En quoi le JS est traité différemment pour le SEO ?

Processus de crawl

Je vais essayer de simplifier ça au maximum. D’une manière générale, Google traite l’exploration, l’indexation et le positionnement des pages de votre site web comme ceci :

 

processus de google pour son exploration, indexation et positionnement

 

Et comment ça se passe selon le langage utilisé ?

Pour les pages HTML :

  1. Les googlebots récupèrent le document HTML de la page, avant d’en extraire le contenu et les liens
  2. Il récupère ensuite le document CSS et le combine avec le HTML
  3. Puis Google décide d’indexer la page ou non

Tandis que pour les pages en JS :

  1. Récupération du document HTML de la page, mais impossible de récupérer le contenu et les liens
  2. Il télécharge alors les documents CSS et Js
  3. Les googlebots font alors appel à Google WRS (Web Rendering Service) pour compiler ces informations
  4. Google WRS exécute le javascript, et en compilant le tout obtient son rendu
  5. Maintenant que Google a un rendu complet de la page… Il peut ajouter les liens qu’il découvre à crawler dans sa file d’attente d’exploration

Et ce process de crawl Javascript prend… Plusieurs heures à plusieurs jours. J’espère que vous êtes patient.

 

meme des étapes pour crawler un site en HTML/CSS versus des pages en Javascript

Vous n’y comprenez rien ? Retenez simplement que découvrir et crawler des pages en Javascript est plus fastidieux en termes de process.

 

Temps de crawl

Allons au concret, crawler du Javascript prend 9 fois plus de temps que crawler du HTML/CSS. Et qui dit plus de temps, dit aussi plus de ressources consommées.

 

graphique du temps pris par Google pour crawler du Javascript versus du HTMLSource (d’ailleurs très intéressante) : https://www.onely.com/blog/google-needs-9x-more-time-to-crawl-js-than-html/

 

Si vous faites un site internet optimisé SEO en Javascript, je vous recommande d’optimiser au maximum votre Budget Crawl derrière. Pour expliquer cette notion simplement, quand un moteur de recherche vient sur votre site, il attribue des ressources à l’exploration de vos pages. Dans le cas de Google, plus il a confiance en votre site, plus ce dernier est reconnu et consulté, plus le géant Américain investira des ressources pour explorer plus régulièrement et davantage en profondeur votre site.

 

Comment vérifier si son code Javascript est SEO-Friendly ?

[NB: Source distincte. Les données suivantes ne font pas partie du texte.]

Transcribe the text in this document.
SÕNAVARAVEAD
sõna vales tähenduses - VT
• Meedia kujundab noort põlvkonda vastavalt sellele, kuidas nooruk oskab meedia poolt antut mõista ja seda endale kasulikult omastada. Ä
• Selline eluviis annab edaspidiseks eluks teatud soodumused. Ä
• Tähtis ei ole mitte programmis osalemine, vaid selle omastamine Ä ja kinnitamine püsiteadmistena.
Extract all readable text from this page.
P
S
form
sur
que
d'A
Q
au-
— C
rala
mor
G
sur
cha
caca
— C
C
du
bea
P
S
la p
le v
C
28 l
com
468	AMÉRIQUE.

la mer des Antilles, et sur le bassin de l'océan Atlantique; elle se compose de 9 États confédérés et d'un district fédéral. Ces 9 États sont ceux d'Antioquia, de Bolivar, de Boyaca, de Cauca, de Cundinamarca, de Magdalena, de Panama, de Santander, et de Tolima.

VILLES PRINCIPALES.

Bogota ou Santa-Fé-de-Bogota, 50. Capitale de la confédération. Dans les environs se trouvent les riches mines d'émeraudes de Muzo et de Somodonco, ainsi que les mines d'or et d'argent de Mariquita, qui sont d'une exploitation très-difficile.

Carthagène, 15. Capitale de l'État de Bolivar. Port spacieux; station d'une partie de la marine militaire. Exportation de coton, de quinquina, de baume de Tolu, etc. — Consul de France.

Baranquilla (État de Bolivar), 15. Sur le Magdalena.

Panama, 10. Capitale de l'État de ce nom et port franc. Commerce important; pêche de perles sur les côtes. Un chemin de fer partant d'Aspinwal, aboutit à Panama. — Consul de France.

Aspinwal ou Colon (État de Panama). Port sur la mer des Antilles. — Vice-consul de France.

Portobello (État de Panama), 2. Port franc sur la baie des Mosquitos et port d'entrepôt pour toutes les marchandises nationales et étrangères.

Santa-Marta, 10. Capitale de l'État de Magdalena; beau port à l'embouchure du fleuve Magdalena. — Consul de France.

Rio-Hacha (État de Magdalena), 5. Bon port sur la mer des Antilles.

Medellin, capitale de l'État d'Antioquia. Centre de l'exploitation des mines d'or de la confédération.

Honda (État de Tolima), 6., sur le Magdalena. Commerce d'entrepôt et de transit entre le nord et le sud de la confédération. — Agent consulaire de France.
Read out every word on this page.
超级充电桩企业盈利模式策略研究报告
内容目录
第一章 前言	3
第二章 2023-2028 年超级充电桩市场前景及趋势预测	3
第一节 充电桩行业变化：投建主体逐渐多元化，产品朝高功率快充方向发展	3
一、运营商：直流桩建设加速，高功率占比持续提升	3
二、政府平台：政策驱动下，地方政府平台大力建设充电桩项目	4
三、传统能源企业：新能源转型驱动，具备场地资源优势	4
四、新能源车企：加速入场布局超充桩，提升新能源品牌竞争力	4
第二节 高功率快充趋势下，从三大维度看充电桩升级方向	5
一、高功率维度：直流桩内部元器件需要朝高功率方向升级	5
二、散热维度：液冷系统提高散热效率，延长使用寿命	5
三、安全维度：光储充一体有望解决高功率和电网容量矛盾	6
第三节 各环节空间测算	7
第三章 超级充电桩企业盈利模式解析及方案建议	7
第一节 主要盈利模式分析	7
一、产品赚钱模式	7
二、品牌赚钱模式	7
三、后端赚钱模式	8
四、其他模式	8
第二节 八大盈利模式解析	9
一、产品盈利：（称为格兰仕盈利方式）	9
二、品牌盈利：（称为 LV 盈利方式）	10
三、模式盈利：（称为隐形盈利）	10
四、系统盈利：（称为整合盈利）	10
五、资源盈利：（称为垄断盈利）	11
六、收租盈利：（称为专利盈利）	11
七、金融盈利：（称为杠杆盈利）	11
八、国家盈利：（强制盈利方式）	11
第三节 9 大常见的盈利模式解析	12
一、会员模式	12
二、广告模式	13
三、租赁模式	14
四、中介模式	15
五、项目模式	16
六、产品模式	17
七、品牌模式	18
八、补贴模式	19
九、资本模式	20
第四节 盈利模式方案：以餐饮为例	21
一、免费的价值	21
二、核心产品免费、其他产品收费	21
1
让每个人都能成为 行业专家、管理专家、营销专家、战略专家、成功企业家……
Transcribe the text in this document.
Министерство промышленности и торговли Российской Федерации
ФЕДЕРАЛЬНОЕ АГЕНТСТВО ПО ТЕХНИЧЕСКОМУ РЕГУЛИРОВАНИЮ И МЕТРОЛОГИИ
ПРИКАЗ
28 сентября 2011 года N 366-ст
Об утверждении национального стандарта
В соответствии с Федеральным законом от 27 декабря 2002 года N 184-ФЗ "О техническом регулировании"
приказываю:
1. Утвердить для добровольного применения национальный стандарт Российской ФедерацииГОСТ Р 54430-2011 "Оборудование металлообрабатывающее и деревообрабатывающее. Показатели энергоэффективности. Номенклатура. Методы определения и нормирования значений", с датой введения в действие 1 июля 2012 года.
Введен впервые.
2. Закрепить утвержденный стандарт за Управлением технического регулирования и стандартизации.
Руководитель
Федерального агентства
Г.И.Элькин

La commande cache: pour une page déjà indexée

Pratique si la page est indexée et disponible en cache sur les serveurs de Google. Il vous suffit simplement de rentrer la commande cache: avant votre URL, un tableau de bord de Google devrait apparaître. Ensuite sélectionnez « lecture seule », et vous aurez le rendu HTML tel qu’obtenu par Google.

 

La version en cache actuelle de https://hugodomeur.com/.

 

Et là, ce sera le jeu des différences : si vous voyez du contenu visible et/ou cliquable visuellement sur votre page, mais non sur la version en cache enregistrée (sous réserve que la dernière version de votre page ait été prise en compte), c’est que ces éléments n’ont pas été pris en compte par le moteur de recherche. Dans ce cas, sautez quelques lignes et rendez-vous dans le h2 dédié aux bonnes pratiques du SEO et Javascript.

Désactiver le Javascript sur la page avec une extension

L’objectif ici est de voir le contenu de la page comme le verrait un bot de moteur de recherche lors de sa 1ère visite. Personnellement, je vous recommande l’extension Web Developer (décidément cet add-on sert à tout). Il vous suffira simplement d’aller dans l’onglet « Disable » et de cocher « Disable Javascript ».

 

page web du site sephora avec javascript désactivé

Capture d’écran de la version sans javascript du site Sephora, entièrement développé en JS. Tout est en ordre, faites également le test de votre côté.

 

Ici, on peut voir que le contenu de la page est le même que dans la version avec Javascript. Les liens sont cliquables, le texte visible.

Par contre, si vous testez ça sur un de vos sites (ou sur celui d’un client), et que vous ne voyez que du blanc, il y a de fortes chances que Google ne puisse pas explorer correctement la page, provoquant des problèmes d’indexation majeurs. Dans ce cas, voyez pour changer de solution de rendering (j’en parle également dans la partie bonnes pratiques Javascript SEO).

 

Est-ce que le JS peut avoir des avantages pour le référencement naturel ?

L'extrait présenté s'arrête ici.